The sign (+-) of the value indicating A/B compartments is adjusted by the number of genes.
build=hg38
gt=genometable.$build.txt
gene=refFlat.$build.txt
cell=Control # siCTCF siRad21
odir=CustardPyResults_Hi-C/Juicer_$build/$cell
hic=$odir/aligned/inter_30.hic
norm=SCALE
resolution=25000
ncore=24 # number of cores
makeEigen.sh -p $ncore $norm $odir $hic $resolution $gt $gene
3.10. Call chromatin loops by HICCUPS (GPU required)¶
call_HiCCUPS.sh
calls loops using Juicer HiCCUPS.
Supply --gpus all
for Docker and --nv
option for Singularity to activate GPU as follows:
singularity exec --nv custardpy_juicer.sif call_HiCCUPS.sh
docker run --rm -it --gpus all rnakato/custardpy call_HiCCUPS.sh
build=hg38
cell=Control # siCTCF siRad21
odir=CustardPyResults_Hi-C/Juicer_$build/$cell
hic=$odir/aligned/inter_30.hic
norm=SCALE
call_HiCCUPS.sh $norm $odir $hic
3.11. Summarize the statistics of Juicer results¶
CustardPy provides a script Juicerstats.sh
to summarize the results of Juicer, including mapping reads, number of TADs/loops, etc.
Note that the $odir
in this command is the directory of all samples, not each sample as in the other commands.

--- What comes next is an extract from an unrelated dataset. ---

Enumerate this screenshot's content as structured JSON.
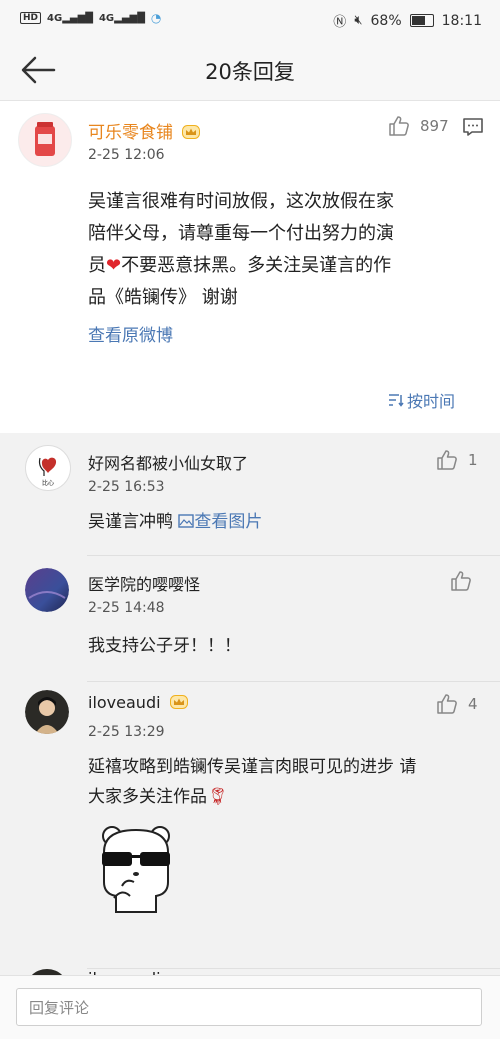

odir=CustardPyResults_Hi-C/Juicer_$build/
norm=SCALE
Juicerstats.sh $odir $norm
The generated statistics file (Juicerstats.tsv
) looks like this:
3.12. Plot Contact Distance Distribution for All Samples¶
You can use the plot_distance_count_all.R
script to plot the contact distance distribution for all samples.
Use the execute_R
command to run the R script as follows.
odir=CustardPyResults_Hi-C/Juicer_$build/
execute_R plot_distance_count_all.R $odir $odir/plot_distance_count_all.pdf
execute_R plot_distance_count_all.log.R $odir $odir/plot_distance_count_all.log.pdf
plot_distance_count_all.R
and plot_distance_count_all.log.R
plot the contact distance distribution in linear and log scale, respectively.
3.13. Plot Contact Distance Distribution for Selected Samples¶
When the number of samples is large, the plot of the contact distance distribution for all samples may be difficult to see.
In such a case, you can use the plot_distance_count_multi.R
and plot_distance_count_all.log.R
scripts to plot the contact distance distribution for selected samples.
odir=CustardPyResults_Hi-C/Juicer_$build/
execute_R plot_distance_count_multi.R $odir/Control $odir/siRad21 $odir/plot_distance_count_multi.pdf
This command plots the contact distance distribution for the control and siRad21 samples. Any number of samples can be specified.